How the money actually flows
Producers pay fees into a system administered by a Producer Responsibility Organization (PRO). In the US, that's almost universally the Circular Action Alliance (CAA), a nonprofit designated as the PRO under all seven active state programs. The CAA collects fees, funds recycling infrastructure, runs consumer education, and reports back to state agencies.
Here's the part that catches most brands off guard: the fees aren't flat. They're calibrated to how recyclable your packaging actually is. The mechanism is called eco-modulation, and it works like this: packaging that's easy for the recycling system to handle pays lower fees. Packaging that disrupts or can't be processed by the recycling system pays a surcharge (sometimes two to three times the base rate).
The material and design choices baked into your packaging today are directly connected to the compliance costs you're going to see on your invoices.
Where things stand right now
Seven states have enacted packaging EPR legislation: Oregon, Colorado, California, Maine, Maryland, Minnesota, and Washington. Oregon became the first live program on July 1, 2025 with actual invoices, actual fees. Colorado followed in January 2026. California's full fee program launches January 1, 2027.
If you sell into any of these states, you likely have obligations. If you sell nationally, assume all seven apply and plan accordingly.
What this means for your packaging decisions
Hard-to-recycle materials (carbon black plastic, multi-layer laminate pouches, PVC shrink sleeves) carry penalty surcharges that can reach two to three times the base rate.

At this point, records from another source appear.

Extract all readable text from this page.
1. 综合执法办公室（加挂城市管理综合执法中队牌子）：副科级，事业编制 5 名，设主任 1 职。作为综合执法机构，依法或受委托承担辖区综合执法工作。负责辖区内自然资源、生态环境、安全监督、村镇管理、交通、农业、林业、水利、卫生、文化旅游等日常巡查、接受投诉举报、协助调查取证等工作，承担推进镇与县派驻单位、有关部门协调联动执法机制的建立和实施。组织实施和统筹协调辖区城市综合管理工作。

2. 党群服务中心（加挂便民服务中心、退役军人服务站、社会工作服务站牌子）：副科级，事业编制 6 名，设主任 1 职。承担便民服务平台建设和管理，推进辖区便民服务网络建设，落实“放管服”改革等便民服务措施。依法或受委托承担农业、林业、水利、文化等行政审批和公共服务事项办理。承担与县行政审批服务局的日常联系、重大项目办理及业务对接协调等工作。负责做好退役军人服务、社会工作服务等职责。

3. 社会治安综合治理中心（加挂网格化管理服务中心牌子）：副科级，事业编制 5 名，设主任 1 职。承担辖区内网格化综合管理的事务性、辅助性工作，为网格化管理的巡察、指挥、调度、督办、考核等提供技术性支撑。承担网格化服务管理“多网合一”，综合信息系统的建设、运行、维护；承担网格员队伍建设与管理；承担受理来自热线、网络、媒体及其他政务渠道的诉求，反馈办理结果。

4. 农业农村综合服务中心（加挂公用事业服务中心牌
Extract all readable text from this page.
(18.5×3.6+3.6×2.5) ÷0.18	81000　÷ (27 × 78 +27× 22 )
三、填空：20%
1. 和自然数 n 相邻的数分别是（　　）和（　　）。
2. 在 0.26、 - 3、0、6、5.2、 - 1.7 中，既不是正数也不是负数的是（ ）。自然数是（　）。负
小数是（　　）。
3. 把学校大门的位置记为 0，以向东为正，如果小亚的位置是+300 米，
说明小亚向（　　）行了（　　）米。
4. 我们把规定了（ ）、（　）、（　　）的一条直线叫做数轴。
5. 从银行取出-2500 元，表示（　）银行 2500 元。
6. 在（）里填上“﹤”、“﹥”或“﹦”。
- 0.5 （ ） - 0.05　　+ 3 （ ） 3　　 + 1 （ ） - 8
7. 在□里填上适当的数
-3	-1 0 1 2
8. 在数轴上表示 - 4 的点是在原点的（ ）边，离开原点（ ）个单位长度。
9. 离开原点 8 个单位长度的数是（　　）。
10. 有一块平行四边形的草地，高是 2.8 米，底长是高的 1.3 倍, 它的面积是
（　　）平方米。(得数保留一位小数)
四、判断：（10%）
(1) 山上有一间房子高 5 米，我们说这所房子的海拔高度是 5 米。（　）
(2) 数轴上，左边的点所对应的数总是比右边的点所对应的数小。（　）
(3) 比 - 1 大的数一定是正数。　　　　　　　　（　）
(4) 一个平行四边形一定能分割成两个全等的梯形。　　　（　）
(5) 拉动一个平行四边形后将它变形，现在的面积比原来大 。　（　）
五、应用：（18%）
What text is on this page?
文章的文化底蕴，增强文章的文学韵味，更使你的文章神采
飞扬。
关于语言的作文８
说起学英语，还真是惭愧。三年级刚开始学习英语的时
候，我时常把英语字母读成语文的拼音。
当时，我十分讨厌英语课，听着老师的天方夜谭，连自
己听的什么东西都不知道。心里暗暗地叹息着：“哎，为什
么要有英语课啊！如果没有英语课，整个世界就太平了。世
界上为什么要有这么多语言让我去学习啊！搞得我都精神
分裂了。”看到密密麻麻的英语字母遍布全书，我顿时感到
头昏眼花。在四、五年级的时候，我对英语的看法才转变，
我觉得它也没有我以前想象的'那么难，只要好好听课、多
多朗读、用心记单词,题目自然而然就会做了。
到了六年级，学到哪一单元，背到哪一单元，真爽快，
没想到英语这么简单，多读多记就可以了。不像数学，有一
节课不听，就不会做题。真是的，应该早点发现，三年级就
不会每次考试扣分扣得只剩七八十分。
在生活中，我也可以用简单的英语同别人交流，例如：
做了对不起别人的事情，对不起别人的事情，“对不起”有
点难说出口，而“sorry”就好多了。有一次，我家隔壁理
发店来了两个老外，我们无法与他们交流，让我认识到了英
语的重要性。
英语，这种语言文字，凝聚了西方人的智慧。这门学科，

Recyclable materials, certified recycled content, and lighter packaging earn fee reductions or credits.
This isn't the future of packaging strategy. It's the present.
What sourceM's role looks like
Your brand is the legally obligated producer: you register, you report your packaging data, and you write the checks. Our job is to be the packaging partner who actually understands what's on that bill and why, and then to help make sure your packaging isn't the thing inflating it.
But, what about the pushback?
EPR isn't without controversy. A growing number of brands and industry groups are pushing back. Several trade associations and manufacturers have filed legal challenges arguing that state EPR mandates are unconstitutional. The litigation landscape is still evolving, but no program has been struck down yet and the legal pressure is real and ongoing.
California's own path to EPR isn’t smooth. Governor Newsom rejected the first draft of SB 54 before it was enacted, citing concerns that the fee structure was too burdensome for brands: a signal that even advocates of packaging reform acknowledge the compliance costs can't be ignored. The final version that passed reflects a significant amount of negotiation between industry and regulators, and that tension hasn't gone away.
Some brands are watching all of this and deciding to wait it out, betting that litigation, legislative amendments, or political shifts will change the calculus before they have to act. However, we recommend taking a more proactive approach to avoid potential issues later. Especially since the only immediate requirement under most active programs is registration at this point.
Waiting to do this initial step may create a compliance gap that could be harder to close the longer it goes unaddressed. The legal challenges may succeed and the rules may shift, but the underlying problem of unrecyclable packaging and the infrastructure costs it generates isn't going anywhere so recommend taking your best step forwards to begin addressing the matter as it relates to your company and goals.